The answer is simple: they sound good. Buddha seems to have learned lessons his master hasn't always shown, in studying under Big Baby Jesus/ODB/Your Name Here about "keep an uptempo flow, don't rhyme too fast, and hit hard," and generally giving a solid aural performance. Likewise, his crewmates (most notably "Ma-lik the Drun-ken Draa-gon!") give clear and well rehearsed performances on Buddha's new LP, The Prophecy, as well as having a solid sense of music from years behind the wheels of steel.
"It's a whole new era with the Buddha Monk," says our man in Brooklyn, who cut his teeth on videos with Mariah Carey and appearances on Ol' Dirty's solo album. "My addiction to hip hop is to let people know what it's really about. I'm bringin' hip hop to the way it used to be, lyrical skills. I talk about shit that really happened. Not just singin' a hook and a rhyme that don't make no sense. Stuff that makes common sense that even a baby could understand, but yet people forgot about those things, ridin' around in Benzes."
Now, never mind how many other MCs have said they were "taking it back to the way it used to be," or what have you -- somewhere in the New Label Signee handbook it must demand that anyone whose style isn't completely brand new (Bone, Twista, Ras Kass, 40, etc.) has to explain themselves.
Ignore that.
Of the hordes of "Wu and Who?" soundalike records, this is easily a top five choice (The first Wu as #1, GZA as #2, Ghostface as #3, Sunz of Man a surprise at #4, then this) in terms of lyrical construction and general musicianship. Songs like the sample driven "Life's A Scheme" to the haunting piano line in "Killa From The Villa" to the catchy chorus on "Spark Somebody Up," Buddha Monk has some solid songmaking skills that satisfy again and again.

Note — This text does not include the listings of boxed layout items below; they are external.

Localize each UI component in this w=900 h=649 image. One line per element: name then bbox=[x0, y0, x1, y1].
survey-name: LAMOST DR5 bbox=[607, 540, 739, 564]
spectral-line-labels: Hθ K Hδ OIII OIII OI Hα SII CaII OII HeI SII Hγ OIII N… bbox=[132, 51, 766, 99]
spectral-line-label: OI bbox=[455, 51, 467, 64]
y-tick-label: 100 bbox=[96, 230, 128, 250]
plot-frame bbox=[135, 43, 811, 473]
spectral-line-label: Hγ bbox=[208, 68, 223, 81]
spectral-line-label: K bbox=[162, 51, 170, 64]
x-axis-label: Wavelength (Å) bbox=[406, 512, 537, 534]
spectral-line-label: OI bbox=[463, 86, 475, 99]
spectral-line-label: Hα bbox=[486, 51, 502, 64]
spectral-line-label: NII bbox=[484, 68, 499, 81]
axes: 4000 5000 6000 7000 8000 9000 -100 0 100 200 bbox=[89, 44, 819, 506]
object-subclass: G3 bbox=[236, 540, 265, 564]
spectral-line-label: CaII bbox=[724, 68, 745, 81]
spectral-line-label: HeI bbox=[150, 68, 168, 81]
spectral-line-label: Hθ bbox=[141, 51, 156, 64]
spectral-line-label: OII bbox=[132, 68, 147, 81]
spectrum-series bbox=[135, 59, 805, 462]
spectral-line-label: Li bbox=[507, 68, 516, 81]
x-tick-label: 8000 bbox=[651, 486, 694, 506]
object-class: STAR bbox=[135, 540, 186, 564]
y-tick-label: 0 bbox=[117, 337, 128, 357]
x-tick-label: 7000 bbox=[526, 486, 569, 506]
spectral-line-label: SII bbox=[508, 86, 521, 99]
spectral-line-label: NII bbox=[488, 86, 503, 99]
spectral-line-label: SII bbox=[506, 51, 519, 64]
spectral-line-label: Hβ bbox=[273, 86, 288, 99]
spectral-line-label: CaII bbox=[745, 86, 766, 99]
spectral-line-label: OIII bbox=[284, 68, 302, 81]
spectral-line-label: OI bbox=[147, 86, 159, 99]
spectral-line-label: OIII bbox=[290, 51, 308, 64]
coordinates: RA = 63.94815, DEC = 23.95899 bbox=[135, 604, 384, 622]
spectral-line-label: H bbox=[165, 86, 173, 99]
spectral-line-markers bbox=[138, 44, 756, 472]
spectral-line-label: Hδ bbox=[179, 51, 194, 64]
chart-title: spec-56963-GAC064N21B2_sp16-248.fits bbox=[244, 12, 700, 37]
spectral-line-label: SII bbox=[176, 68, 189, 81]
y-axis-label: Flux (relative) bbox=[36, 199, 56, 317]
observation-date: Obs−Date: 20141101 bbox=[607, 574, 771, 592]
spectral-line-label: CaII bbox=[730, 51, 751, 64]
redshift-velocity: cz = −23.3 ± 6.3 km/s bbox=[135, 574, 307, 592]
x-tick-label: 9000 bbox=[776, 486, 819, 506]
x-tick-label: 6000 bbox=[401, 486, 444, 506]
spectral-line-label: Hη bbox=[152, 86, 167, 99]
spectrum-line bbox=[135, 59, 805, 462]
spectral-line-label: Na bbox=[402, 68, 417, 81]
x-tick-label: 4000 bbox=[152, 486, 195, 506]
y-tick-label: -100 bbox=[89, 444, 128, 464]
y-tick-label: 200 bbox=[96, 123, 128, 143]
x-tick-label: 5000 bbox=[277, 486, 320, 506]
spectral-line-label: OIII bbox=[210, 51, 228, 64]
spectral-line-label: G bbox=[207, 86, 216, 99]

"They got all this Puffy shit on the radio," Buddha preaches, "all this other kind of stuff, people talkin' about 'put it in your mouth' and all kinds of stuff, you gon' make me lyrically spark somebody up! They keep it on this Cristal poppin' ... it ain't just Puffy and them, most everybody in this industry is Moet'ed down. Why you gotta status drink and front all the time? Don't front for me, don't front for the camera. I'm an artist like they an artist, and I know everyday they ain't got it like that. They try to act like they more than what they are. On that note right there alone, people should respect what I'm doin.'"
Come on through the chambers and cages of the Brooklyn Zoo (a group product headed by BBJ on all forms of addiction called "Drugs" is next, Buddha manages himself and wants to do a show in your town, hit him up at 718-773-5098) -- you've been to zoos before, but there's always something to enjoy, and maybe something to learn.